Participatory Design Ethnography

14. Nancy Fried Foster (Ithaka S+R): Participatory Design for the Common Good

This chapter considers the practice and value of participatory design through case studies of two academic libraries, one that provided opportunities for participation by students and library staff, producing architectural designs, and another that engaged a wide range of students, staff and faculty in addressing the need to consolidate campus libraries in conjunction with the implementation of an active-learning pedagogy. Both projects used visual methods to formulate and express information in the design process. The chapter distinguishes the potential shared benefits of participatory design projects from commercial projects of “co-creation” in which the engagement of people is limited or constrained.

15. Elizabeth Chin, Morgan Marzec, Cayla McCrae, and Tina Zeng (Art Center College of Design): Caminemos Juntos: Collaboration, Ethnography and Design in Northeast Los Angeles 

Abstract: The project Caminemos Juntos (Let's Walk Together) was a research collaboration between MFA students from Art Center College of Design and Jovenes, Inc., a non-profit organization that provides support and housing for homeless youth in Boyle Heights, Los Angeles. Using participatory digital methods, participants reimagined how to engage in a social context through 1) focusing on process, 2) embracing “fabulous failures,” and 3) using digital technology to create and mediate relationships. The result was a suite of interactive design research tools and experiences, culminating in a multimedia installation. Our work engaged the youths' talents through a carefully constructed, participatory design process that sought to privilege youth voices. In discovering that the label “homeless” provides little understanding of the people it identifies, we also learned that as designers, we must seek to dismantle those systems of power that dehumanize those we engage. 

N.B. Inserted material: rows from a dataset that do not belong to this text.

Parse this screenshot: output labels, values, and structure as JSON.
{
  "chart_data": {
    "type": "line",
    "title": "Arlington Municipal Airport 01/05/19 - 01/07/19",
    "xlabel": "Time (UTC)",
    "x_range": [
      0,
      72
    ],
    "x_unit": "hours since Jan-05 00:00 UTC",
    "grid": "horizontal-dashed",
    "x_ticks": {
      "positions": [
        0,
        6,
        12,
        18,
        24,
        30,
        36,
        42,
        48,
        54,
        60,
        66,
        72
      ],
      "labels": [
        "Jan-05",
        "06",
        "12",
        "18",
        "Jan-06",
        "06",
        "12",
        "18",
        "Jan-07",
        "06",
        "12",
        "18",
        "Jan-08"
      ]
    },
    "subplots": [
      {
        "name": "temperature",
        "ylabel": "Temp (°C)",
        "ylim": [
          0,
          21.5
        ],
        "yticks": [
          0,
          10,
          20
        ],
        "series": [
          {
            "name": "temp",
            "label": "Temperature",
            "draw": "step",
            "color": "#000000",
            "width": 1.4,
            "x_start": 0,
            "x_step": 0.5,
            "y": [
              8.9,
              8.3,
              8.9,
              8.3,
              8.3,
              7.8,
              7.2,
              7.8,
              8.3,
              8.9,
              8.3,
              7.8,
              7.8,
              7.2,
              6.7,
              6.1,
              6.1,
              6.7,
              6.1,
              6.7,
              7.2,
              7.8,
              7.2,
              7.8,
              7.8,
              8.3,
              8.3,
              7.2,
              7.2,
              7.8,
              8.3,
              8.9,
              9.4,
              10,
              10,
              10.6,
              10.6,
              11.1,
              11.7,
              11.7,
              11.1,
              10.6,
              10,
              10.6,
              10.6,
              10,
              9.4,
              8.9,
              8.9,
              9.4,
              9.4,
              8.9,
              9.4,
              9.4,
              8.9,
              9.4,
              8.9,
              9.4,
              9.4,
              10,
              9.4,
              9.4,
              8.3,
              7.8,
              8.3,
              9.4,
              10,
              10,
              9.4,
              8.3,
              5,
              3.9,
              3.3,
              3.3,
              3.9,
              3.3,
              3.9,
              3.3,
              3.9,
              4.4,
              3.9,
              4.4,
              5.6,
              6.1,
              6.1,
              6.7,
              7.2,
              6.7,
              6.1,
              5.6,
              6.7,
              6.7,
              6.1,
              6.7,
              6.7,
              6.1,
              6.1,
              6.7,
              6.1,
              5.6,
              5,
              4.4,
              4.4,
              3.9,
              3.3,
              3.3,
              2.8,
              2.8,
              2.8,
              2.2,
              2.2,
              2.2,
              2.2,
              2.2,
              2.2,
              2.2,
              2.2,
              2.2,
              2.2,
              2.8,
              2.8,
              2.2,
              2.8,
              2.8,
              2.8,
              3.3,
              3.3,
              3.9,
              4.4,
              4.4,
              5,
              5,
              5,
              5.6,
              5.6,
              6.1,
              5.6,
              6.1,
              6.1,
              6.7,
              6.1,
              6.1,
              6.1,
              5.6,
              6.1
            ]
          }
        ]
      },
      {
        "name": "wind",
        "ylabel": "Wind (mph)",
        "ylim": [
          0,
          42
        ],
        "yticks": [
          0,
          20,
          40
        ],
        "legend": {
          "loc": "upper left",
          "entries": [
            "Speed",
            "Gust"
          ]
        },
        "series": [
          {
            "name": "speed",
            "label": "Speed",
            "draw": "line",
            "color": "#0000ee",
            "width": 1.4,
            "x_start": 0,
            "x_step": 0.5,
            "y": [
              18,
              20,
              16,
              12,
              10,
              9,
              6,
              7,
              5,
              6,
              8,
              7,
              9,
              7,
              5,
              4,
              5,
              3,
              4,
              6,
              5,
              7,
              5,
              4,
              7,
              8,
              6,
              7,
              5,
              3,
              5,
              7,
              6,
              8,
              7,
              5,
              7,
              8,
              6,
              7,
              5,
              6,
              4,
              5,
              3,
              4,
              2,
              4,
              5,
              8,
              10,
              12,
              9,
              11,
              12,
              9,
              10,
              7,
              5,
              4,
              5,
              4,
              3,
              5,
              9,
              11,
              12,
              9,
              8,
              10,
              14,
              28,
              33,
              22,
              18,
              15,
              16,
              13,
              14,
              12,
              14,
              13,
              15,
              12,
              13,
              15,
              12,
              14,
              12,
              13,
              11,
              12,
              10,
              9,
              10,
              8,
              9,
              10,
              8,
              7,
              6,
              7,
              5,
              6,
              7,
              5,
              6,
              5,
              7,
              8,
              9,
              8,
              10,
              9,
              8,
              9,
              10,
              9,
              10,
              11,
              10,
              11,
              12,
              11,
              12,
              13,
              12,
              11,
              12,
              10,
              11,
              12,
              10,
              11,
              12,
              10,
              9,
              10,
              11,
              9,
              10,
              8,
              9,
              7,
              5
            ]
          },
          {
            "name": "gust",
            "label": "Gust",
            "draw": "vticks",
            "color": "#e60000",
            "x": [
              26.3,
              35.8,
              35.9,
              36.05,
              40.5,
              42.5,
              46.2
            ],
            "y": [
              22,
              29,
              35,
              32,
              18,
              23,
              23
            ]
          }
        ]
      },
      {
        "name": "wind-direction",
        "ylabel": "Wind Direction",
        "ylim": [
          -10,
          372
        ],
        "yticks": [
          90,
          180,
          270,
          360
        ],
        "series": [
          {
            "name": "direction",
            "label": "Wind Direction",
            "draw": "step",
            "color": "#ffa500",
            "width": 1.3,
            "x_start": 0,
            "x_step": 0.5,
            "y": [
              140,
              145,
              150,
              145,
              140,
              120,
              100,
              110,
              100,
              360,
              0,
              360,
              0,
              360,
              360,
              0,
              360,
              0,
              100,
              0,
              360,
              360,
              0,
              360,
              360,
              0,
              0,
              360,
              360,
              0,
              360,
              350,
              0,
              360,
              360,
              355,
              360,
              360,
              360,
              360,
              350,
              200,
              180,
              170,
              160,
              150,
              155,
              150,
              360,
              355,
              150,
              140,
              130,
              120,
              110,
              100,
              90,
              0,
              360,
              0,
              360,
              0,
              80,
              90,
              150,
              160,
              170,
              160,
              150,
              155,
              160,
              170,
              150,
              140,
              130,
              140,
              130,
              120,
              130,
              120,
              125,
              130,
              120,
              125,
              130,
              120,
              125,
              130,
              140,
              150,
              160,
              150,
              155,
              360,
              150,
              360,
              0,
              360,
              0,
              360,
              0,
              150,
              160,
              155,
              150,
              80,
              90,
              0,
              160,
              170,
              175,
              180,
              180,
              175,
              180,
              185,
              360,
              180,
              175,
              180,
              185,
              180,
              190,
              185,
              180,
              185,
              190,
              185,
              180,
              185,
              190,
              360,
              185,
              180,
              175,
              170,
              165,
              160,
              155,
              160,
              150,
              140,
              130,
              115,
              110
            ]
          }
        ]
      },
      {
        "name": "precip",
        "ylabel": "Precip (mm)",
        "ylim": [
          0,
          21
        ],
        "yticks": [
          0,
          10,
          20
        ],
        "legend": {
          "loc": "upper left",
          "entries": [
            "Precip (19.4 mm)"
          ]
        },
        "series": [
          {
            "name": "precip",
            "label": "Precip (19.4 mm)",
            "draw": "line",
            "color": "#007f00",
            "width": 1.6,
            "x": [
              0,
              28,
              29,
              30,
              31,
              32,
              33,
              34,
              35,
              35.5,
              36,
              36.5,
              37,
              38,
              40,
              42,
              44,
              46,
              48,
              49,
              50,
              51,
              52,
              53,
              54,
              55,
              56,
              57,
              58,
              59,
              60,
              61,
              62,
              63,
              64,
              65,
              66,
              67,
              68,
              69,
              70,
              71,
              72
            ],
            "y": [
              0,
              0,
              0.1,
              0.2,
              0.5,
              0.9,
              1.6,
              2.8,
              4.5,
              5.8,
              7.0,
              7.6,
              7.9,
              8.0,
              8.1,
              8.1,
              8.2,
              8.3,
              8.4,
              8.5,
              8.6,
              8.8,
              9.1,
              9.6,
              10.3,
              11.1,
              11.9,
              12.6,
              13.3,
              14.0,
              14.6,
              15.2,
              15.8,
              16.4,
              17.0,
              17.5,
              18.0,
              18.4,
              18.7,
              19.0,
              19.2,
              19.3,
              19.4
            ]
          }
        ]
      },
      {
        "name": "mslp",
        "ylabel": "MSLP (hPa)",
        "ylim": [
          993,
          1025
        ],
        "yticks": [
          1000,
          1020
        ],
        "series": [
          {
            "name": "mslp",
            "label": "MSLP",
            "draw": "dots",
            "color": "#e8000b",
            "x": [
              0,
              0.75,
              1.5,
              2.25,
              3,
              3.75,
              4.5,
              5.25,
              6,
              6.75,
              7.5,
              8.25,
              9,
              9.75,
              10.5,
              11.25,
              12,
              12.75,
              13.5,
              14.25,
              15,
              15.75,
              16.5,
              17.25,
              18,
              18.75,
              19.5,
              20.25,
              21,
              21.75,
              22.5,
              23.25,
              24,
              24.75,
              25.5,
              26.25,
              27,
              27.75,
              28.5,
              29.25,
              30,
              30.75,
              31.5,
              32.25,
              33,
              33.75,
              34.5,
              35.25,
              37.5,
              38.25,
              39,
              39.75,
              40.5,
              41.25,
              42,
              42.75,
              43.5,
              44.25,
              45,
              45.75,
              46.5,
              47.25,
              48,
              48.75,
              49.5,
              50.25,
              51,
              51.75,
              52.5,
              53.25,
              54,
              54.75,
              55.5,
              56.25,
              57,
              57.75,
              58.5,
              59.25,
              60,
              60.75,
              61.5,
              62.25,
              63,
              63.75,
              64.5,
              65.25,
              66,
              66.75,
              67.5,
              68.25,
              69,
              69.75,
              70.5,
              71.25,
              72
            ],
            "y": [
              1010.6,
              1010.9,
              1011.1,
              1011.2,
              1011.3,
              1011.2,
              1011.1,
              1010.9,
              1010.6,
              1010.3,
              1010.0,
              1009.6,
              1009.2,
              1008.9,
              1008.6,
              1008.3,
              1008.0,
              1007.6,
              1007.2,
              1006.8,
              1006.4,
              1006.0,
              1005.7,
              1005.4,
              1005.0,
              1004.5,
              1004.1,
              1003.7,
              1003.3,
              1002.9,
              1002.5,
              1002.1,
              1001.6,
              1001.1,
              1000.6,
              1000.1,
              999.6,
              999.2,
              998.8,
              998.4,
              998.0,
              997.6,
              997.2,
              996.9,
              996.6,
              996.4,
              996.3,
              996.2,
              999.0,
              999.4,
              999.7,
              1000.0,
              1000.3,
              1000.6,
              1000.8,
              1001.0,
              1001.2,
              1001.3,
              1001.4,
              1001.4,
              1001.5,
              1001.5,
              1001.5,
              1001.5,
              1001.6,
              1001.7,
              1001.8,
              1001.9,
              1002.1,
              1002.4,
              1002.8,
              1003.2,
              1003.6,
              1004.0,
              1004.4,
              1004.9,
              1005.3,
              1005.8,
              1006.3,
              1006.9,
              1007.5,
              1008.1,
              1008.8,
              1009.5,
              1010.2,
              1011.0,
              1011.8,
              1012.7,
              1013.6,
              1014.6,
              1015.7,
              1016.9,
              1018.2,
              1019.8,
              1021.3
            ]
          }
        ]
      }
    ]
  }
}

16. Matthew Durington and Samuel Collins (Towson University): Games Without Frontiers: App Design as Networked Anthropology

Abstract: Like many anthropologists today, our fieldwork results in a large archive of collaboratively produced multimedia, together with media strewn across multiple online platforms: Flickr, YouTube, Twitter, Facebook. Faced wit this complexity, we have begun to utilize app design as not only a form of ethnographic production, but as a tool to introduce students to structured fieldwork experiences in Baltimore. In many ways, apps are the ideal platform for networked data; they allow groups of people to bring together collaborative work and display it to an engaged, networked public that can interact with that data in ways that are simultaneously a source of a new data. The chapter here develops that last point.  In summer of 2014, we tasked students with developing an app to introduce diverse publics to their field sites. We then analyzed their prototypes for the way they conceived connections (and disconnections) between different media and different platforms. We conclude the chapter with thoughts on app design as the practice of multimedia anthropology: the place where ethnography (literally) hits the road.